“Oh Cat! Sweet Tabby cat of mine;
6 months of age has passed o’er thee,
And I would not resign, resign
The pleasure that I find in you.
Dear old cat!”
“Don’t you think,” sez Miss Tutt, “that this poem shows a fund of passion, a reserve power of passion and constancy, remarkable in one so young?”
“Yes,” sez I reasonably, “no doubt she liked the cat. And,” sez I, wantin’ to say somethin’ pleasant and agreeable to her, “no doubt it was a likely cat.”
“Oh the cat itself is of miner importance,” sez Miss Tutt. “We will fling the cat to the winds. It’s of my daughter I would speak. I simply handled the cat to show the rare precocious intellect.
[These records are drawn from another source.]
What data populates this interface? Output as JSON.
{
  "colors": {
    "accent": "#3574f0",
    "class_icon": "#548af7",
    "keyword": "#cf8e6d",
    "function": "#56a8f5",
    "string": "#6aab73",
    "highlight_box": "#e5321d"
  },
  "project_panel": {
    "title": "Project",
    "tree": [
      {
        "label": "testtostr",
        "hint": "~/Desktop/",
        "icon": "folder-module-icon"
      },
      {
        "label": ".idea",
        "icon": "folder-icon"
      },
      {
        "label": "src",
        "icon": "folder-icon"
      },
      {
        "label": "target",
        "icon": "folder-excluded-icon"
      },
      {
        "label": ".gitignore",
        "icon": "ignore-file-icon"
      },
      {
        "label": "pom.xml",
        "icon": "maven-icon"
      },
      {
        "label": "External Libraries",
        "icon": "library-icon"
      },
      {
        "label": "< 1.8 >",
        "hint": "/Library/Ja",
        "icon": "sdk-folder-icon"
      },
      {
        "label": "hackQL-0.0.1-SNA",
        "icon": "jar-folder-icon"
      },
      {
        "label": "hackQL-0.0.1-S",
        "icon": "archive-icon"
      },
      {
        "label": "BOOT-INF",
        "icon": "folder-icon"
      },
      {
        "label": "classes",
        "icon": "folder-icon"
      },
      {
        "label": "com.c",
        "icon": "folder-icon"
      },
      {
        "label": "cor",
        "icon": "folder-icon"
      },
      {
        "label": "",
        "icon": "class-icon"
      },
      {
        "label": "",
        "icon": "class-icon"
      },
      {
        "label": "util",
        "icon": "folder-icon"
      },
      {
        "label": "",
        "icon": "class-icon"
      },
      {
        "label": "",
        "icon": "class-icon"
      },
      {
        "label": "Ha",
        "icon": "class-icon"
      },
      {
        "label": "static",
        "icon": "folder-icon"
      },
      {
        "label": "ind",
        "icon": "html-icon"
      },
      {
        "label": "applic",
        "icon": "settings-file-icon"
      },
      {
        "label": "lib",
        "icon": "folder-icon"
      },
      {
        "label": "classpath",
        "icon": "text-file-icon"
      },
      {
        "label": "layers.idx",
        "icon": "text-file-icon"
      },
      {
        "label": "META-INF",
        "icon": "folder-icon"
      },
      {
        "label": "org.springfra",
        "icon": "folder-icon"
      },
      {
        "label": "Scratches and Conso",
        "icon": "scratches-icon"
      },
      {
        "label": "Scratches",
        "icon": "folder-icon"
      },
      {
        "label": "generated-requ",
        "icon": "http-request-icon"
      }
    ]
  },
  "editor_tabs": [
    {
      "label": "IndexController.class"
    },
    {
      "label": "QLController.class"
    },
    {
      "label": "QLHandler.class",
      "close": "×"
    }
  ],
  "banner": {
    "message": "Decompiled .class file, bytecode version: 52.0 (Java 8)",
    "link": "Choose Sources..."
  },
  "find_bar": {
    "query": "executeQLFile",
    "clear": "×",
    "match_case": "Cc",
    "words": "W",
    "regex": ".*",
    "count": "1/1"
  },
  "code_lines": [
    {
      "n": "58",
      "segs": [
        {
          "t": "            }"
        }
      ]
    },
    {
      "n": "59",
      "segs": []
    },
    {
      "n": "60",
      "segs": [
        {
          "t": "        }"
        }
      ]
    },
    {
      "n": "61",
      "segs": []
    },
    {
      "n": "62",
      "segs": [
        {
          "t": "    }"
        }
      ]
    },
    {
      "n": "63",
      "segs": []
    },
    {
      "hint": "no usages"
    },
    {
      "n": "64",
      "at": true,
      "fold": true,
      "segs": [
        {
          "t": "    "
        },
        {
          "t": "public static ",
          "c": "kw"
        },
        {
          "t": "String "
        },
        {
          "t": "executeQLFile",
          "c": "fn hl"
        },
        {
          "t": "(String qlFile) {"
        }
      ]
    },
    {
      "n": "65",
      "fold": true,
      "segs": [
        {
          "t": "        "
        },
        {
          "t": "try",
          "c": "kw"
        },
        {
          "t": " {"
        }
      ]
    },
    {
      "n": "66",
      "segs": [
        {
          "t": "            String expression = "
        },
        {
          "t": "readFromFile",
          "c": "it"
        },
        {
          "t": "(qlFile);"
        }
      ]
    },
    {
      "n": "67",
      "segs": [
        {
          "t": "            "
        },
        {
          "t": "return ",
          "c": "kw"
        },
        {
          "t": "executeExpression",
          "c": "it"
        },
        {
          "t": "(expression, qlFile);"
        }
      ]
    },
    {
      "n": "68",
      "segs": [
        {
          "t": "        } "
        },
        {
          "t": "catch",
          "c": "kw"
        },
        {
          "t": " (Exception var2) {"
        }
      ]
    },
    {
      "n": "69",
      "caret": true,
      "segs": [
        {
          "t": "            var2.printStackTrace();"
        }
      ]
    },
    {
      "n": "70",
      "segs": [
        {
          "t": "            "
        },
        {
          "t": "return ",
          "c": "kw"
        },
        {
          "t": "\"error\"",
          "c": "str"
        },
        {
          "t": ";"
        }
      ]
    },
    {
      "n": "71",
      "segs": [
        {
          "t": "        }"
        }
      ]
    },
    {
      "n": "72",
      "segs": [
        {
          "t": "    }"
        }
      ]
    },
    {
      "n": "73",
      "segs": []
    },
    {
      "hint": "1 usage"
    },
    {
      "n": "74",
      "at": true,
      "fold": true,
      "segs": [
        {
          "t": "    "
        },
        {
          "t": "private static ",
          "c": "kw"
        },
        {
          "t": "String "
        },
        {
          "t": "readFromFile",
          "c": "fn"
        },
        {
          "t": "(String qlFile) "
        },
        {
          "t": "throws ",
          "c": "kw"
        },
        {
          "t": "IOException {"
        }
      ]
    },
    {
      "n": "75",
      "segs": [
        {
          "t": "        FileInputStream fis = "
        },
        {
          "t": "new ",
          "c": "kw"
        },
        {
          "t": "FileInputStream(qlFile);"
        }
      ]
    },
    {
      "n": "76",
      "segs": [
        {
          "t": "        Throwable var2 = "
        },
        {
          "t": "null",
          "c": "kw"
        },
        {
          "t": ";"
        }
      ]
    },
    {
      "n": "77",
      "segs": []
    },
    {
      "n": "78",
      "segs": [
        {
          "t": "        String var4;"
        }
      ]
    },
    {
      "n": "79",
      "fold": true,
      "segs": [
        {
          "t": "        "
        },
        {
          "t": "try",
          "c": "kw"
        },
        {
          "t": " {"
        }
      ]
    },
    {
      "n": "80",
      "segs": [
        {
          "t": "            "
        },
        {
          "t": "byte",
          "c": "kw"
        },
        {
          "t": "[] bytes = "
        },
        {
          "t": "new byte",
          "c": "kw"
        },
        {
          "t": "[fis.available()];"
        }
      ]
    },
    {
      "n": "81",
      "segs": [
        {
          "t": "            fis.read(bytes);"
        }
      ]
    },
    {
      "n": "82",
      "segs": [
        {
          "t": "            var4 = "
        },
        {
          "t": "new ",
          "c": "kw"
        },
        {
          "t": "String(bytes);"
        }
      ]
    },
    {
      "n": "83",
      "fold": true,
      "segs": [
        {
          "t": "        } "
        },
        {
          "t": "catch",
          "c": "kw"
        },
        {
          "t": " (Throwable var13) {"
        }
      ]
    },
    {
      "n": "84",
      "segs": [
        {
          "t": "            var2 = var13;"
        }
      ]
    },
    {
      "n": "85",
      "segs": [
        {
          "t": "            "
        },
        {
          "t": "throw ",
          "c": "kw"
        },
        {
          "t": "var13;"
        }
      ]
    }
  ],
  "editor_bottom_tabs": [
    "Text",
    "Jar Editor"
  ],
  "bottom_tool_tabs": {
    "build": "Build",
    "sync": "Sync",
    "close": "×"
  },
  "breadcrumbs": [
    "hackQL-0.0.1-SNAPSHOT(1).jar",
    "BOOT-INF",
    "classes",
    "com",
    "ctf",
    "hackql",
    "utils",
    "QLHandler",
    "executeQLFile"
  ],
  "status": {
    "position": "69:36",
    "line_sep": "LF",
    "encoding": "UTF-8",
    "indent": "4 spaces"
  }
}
Oh! how it gushed out in the last line in the unconquerable burst of repressed passion—’Dear old cat!’ Shakespeare might have wrote that line, do you not think so?”
“No doubt he might,” sez I, calmly, “but he didn’t.”
I see she looked mad and I hastened to say: “He wuzn’t aquainted with the cat.”
She looked kinder mollyfied and continued:
“Ardelia dashes off things with a speed that would astonish a mere common writer. Why she dashed off thirty-nine verses once while she wuz waitin’ for the dish water to bile, and sent ’em right off to the printer, without glancin’ at ’em agin.’
“I dare say so,” sez I, “I should judge so by the sound on ’em.”
“Out of envy and jealousy, the rankest envy, and the shearest jealousy, them verses wuz sent back with the infamous request that she should use ’em for curl papers. But she sot right down and wrote forty-eight verses on a ‘Cruel Request,’ wrote ’em inside of eighteen minutes. She throws off things, Ardelia does, in half an hour, that it would take other poets, weeks and weeks to write.”